Post date: Nov 23, 2010 9:23:29 PM
A U.S. nuclear scientist says "his jaw just dropped" when he saw hundreds of centrifuges in North Korea -- adding the world should take the threat from Pyongyang's apparent uranium enrichment program seriously, but not "hype it."
WASHINGTON, D.C., UNITED STATES (NOVEMBER 23, 2010) REUTERS - U.S. nuclear scientist Siegfried Hecker told a briefing on Tuesday (November 23) that he was "stunned" when he visited a uranium enrichment facility in North Korea and saw hundreds of newly installed centrifuges.
"My jaw just dropped. I was stunned to see what looked like hundreds and hundreds of centrifuges, lined up two each at three different locations," said Stanford University's Hecker.
But the scientist added that if the North wanted fissile material for bombs, it would have made more sense for it to reactivate its plutonium-based program rather than pursue uranium enrichment.
Hecker spoke to reporters after revelations about Pyongyang's nuclear program and a North Korean artillery attack on a South Korean island on Tuesday ratcheted up tension on the divided peninsula.
Hecker speculated that a motive for the North showing him hundreds of centrifuges during the rare visit by a U.S. scientist on November 12 was to demonstrate a uranium enrichment program with a "cover story" -- that this was to develop fuel to power a light water reactor.
North Korean officials told Hecker there were 2,000 centrifuges at the plant he saw.
The disclosure of the North's centrifuges has buttressed the case that the North has a uranium enrichment program. This could give it a second pathway to fissile material for bombs in addition to its plutonium-based program, which was frozen under an earlier disarmament-for-aid deal.
Hecker, however, stressed that people should not exaggerate the potential threat from Pyongyang, which many experts say is engaged in a game of brinkmanship with the West over its nuclear ambitions.
"Take it seriously, but don't hype it," Hecker said in the appearance at Washington's Korea Economic Institute.
North Korea often uses Hecker, a former director of the U.S. Los Alamos National Laboratory where the atomic bomb was developed, as its preferred foreign scientist to demonstrate its nuclear capabilities. In 2004 they showed him a sample of plutonium.

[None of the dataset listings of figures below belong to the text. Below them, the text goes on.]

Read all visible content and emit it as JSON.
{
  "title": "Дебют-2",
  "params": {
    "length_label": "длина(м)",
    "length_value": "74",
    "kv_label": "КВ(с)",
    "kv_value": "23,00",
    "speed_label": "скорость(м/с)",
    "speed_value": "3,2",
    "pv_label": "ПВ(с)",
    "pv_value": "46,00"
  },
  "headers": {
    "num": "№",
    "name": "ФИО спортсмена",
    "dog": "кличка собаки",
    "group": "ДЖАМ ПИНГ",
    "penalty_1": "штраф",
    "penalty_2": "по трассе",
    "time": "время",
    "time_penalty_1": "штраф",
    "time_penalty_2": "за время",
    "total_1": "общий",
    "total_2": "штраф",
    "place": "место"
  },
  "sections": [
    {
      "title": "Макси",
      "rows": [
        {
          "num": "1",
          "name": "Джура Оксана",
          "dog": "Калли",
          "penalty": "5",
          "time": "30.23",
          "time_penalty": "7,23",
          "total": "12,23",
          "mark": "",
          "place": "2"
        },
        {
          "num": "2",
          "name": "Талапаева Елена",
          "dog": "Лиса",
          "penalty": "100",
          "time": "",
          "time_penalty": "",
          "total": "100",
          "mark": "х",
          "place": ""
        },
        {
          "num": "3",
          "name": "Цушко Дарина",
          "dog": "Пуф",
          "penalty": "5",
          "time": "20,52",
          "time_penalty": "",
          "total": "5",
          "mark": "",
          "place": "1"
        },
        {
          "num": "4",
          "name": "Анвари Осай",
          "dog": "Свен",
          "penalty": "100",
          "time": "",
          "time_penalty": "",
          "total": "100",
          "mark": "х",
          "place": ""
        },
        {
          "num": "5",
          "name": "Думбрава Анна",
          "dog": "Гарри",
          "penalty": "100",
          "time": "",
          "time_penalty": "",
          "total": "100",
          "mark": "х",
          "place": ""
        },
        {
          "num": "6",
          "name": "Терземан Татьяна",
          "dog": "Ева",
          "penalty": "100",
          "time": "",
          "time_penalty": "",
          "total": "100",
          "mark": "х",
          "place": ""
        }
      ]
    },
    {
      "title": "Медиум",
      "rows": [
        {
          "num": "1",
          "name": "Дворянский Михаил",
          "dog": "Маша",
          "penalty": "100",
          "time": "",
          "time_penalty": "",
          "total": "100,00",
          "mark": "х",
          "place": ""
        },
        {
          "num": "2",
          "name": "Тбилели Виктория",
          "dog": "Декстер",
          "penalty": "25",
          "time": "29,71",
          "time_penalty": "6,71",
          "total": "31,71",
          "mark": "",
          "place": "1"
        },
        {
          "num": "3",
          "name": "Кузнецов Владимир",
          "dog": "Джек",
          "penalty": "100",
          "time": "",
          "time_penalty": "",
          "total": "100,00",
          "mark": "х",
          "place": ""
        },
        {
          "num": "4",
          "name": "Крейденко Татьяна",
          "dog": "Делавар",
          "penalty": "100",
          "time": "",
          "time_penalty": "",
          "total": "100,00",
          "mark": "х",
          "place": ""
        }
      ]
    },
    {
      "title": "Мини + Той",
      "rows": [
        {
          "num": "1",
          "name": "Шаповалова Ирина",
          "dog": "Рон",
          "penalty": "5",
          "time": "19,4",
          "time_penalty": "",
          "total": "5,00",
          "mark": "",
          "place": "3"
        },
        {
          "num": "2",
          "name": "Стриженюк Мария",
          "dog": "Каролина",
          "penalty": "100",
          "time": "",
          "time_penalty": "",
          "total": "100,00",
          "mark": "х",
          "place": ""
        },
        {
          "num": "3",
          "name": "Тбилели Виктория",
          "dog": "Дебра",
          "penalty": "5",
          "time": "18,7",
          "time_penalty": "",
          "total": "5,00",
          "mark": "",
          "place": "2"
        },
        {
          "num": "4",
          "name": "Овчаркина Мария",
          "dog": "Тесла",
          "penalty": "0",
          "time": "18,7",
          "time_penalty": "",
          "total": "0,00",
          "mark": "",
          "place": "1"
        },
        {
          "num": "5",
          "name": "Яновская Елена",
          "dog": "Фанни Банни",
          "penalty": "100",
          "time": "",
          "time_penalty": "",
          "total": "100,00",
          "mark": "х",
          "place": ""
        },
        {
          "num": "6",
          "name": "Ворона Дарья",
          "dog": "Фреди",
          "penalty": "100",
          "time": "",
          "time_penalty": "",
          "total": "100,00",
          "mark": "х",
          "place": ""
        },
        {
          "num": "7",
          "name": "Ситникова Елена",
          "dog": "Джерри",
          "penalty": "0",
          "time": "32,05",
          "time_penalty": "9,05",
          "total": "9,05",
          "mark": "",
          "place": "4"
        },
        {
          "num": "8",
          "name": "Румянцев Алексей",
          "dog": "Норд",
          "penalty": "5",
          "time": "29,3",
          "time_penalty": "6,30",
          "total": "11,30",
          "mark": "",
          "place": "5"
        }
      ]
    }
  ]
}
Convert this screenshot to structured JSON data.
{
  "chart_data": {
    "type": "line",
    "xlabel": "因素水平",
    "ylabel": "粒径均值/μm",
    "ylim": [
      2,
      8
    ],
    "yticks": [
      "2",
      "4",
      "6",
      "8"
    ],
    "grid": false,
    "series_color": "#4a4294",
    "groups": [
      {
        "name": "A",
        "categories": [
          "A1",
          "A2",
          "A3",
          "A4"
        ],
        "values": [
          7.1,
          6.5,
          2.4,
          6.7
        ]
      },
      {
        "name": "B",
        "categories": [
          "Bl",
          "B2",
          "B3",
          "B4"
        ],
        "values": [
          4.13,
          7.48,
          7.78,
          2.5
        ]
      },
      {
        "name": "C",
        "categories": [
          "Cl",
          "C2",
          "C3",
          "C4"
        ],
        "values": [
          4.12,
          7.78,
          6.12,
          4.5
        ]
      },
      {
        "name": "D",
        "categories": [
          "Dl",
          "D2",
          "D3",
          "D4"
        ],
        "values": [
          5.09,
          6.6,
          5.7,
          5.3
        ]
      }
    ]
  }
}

A colleague who accompanied Hecker to North Korea, Stanford University's Robert Carlin, said the North had told the small U.S. team that they would have nuclear weapons for a long time unless and until the United States satisfied Pyongyang's concerns on security.
North Korea has said it wants to restart nuclear disarmament talks it walked out of two years ago, but both Seoul and Washington have said Pyongyang must first show sincerity in its pledges to denuclearize.
Jack Pritchard, a former U.S. diplomat and president of the Korea Economic Institute, said that Washington's refusal to be forced to negotiate won't be changed by the North's artillery attack on U.S. ally South Korea.
"From a U.S. policy perspective my sense is that the U.S. as it has already done has come out strongly and condemned this -- is not going to want to be seen to be forced into a negotiation over this with North Korea," he said.